The winner of the 2014 IMISCOE - Maria Ioannis Baganha Dissertation Award is Dr. Ruben Andersson. His dissertation entitled “Clandestine Migration and the Business of Bordering Europe”, was defended at The London School of Economics and Political Science, University of London in March 2013. The award ceremony is to take place during the opening plenary of the upcoming IMISCOE conference in Madrid, on Thursday August 28th.
This dissertation is an ambitious and multifaceted ethnographic study of the “industry of illegality” at the Spanish-Moroccan border.

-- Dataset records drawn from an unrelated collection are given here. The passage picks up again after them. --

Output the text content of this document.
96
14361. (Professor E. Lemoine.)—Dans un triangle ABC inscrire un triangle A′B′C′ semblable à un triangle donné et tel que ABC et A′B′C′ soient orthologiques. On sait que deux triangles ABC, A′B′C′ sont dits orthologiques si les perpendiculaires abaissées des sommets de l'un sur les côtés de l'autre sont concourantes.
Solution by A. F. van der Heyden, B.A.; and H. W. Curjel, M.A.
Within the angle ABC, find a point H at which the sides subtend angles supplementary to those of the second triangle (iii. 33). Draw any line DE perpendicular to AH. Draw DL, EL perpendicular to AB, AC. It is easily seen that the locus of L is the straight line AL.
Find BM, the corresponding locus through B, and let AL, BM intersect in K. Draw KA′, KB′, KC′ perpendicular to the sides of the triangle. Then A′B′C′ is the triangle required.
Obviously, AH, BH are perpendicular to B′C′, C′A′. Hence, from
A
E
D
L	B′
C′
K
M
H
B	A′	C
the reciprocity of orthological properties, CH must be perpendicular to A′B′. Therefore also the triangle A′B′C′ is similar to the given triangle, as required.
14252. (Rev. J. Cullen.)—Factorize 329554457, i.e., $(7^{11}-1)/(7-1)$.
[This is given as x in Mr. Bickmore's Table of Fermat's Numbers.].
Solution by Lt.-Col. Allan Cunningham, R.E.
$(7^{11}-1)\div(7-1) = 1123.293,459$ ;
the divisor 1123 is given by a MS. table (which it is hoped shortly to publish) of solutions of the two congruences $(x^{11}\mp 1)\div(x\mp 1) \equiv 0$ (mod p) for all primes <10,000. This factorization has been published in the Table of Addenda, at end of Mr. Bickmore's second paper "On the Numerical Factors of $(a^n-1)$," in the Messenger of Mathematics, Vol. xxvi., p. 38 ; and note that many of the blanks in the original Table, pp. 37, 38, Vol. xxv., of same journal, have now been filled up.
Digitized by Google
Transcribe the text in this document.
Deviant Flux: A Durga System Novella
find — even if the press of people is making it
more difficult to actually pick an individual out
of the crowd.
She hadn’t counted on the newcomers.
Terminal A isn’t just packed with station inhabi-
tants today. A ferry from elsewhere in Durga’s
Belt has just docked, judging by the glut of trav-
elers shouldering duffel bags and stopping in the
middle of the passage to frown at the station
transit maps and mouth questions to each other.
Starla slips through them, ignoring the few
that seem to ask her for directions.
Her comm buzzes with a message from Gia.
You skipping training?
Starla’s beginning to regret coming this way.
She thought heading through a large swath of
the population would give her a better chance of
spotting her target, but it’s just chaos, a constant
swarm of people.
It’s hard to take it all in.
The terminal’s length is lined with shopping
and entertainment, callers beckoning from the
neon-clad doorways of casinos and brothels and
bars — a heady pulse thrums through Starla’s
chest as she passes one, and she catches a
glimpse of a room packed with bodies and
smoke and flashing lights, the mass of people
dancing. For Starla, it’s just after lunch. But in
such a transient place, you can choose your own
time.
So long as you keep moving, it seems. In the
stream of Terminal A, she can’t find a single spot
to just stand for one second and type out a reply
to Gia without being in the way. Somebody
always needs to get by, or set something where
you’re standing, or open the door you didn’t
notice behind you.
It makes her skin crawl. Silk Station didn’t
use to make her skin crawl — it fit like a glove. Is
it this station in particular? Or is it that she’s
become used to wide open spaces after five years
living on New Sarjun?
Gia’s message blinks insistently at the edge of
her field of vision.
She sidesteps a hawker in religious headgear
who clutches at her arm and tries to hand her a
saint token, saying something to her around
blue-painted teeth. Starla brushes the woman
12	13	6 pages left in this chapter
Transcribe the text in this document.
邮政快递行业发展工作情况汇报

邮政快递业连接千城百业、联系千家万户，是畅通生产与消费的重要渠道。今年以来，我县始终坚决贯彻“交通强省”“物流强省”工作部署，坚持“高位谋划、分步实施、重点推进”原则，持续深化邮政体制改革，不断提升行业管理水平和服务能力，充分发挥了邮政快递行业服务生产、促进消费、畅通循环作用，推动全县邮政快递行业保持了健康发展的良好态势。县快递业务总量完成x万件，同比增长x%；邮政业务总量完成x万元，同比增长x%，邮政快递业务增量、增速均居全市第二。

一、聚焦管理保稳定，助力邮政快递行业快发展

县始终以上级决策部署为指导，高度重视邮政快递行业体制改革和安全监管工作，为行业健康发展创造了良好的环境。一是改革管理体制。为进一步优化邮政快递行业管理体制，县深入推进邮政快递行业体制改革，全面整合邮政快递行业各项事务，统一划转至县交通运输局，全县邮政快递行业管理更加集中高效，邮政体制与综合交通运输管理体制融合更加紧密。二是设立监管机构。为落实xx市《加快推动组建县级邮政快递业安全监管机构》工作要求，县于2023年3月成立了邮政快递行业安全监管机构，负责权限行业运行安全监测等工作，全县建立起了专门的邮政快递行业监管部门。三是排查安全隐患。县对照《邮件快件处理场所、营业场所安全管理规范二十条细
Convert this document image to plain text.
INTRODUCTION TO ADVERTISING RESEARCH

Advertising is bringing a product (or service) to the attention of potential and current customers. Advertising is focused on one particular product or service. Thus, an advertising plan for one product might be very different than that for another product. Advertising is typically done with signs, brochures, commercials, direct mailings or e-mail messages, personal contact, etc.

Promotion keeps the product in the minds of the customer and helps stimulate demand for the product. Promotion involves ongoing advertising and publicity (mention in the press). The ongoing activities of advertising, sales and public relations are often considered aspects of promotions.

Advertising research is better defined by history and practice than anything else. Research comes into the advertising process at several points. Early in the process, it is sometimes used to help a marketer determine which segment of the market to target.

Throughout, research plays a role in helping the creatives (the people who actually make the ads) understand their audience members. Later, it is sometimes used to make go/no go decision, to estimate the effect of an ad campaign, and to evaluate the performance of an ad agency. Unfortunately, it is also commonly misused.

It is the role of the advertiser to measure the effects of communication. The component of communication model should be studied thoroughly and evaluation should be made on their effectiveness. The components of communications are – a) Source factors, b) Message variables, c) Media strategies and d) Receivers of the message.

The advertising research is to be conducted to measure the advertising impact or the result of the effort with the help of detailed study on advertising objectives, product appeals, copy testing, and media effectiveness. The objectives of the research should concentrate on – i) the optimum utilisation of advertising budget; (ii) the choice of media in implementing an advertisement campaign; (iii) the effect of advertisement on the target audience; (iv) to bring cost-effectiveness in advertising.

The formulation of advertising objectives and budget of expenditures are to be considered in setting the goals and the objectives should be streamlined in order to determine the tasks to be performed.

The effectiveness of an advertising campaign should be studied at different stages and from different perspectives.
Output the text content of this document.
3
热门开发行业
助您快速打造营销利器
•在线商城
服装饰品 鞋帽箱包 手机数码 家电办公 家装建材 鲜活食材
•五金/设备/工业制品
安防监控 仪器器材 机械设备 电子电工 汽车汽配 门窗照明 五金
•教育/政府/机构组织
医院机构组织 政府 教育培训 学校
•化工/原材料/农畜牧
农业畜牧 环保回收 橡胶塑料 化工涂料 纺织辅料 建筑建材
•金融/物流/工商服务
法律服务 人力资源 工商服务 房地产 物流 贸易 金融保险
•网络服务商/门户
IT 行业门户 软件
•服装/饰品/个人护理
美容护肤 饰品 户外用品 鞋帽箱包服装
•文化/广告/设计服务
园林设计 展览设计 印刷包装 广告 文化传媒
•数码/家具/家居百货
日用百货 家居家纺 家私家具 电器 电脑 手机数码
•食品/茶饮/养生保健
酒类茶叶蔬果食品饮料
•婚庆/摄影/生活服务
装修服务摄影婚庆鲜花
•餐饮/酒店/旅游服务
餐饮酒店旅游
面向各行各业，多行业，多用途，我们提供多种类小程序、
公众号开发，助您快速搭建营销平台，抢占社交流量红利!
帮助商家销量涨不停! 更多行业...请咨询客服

It’s main contribution and originality lies in the fact that it paints a vivid image of the roles and workings of a wide array of stakeholders in the context of irregular arrivals from sub-Saharan Africa to Spain, including migrants, different types of governmental actors, civil society stakeholders and others, which Andersson describes as a “migration industry”.
Particular strengths are its coverage, multidimensionality, quality, originality and the engaging way it’s written. The author uses hundreds of interviews and the results of more than 14 months of participant observation as the basis of this thesis. One reviewer particularly praised how interesting the study is, “It is extremely interesting to learn the operational details of such different fields as the Frontex headquarters in Warsaw and the rundown external affiliates in Africa, the thriving business in Melilla and the futureless emptiness in Senegal.” Readers are invited to look at the everyday life of the illegality business in Senegal, Mali, Morocco, Southern Spain, and Poland through the eyes of an ethnographer-journalist. Another reviewer considered that this thesis would have a considerable impact on migration scholars: “His special focus on the ‘spectacle of the border’ at Ceuta and Melilla will certainly contribute to a better understanding of the contradictory and ambiguous logics of clandestine migration and the involved actors”.
The 2014 Maria Ioannis Baganha Dissertation Award Jury extends an honorable mention to Dr. Sorana Toma. Her dissertation entitled “Ties that bind? Networks and gender in international migration: The case of Senegal”, was defended at University of Oxford, Department of Sociology in October 2012.